Why AI Won’t Replace Software Engineering
- It was never the code generation part that was expensive. The bottleneck was never the typing. It was understanding, designing, testing, integrating, and deploying solutions.
- AI accelerated the part of software development that wasn’t really the problem. The real problem is the enormous surface area of the problems we want to solve with computers.
- Jevon’s paradox — generating more code -> more complexity, more integration, more maintenance, more behaviors to evaluate, less time to understand the problem.
- It’s not a productivity gain; it’s a complexity bomb with a delayed fuse.
- Good engineering is about small, reversible steps with fast feedback.
- Software development is a process of discovery, not just a solution.

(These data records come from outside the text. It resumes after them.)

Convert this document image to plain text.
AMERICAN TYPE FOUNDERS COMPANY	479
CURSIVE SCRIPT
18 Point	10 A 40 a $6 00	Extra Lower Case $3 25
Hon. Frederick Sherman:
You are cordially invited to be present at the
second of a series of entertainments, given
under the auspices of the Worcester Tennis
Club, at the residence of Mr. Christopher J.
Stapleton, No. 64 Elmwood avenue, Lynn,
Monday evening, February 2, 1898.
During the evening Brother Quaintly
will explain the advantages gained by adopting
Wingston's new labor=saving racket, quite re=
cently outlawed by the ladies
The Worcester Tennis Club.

- Continuous delivery = system is always releasable
- Work in small steps. Evaluate releasability after every step (defined with tests). Organize the tests into a deployment pipeline.
- Automated testing forces us to be precise about what we want so we can verify we got what we wanted.
- Working small helps you make the best use of a limited context window.
- Being clear in criteria can help AI understand more quickly if it’s off track.
- Pipelines don’t care whether a human or AI wrote the code; either way it enforces the same standards.
- AI is good at taking general ideas and getting fairly close, but it’s usually a naive implementation.
- We need to teach AI tools TDD, and to not delete tests without asking a human first.
- The real skill is in engineering systems, not writing code.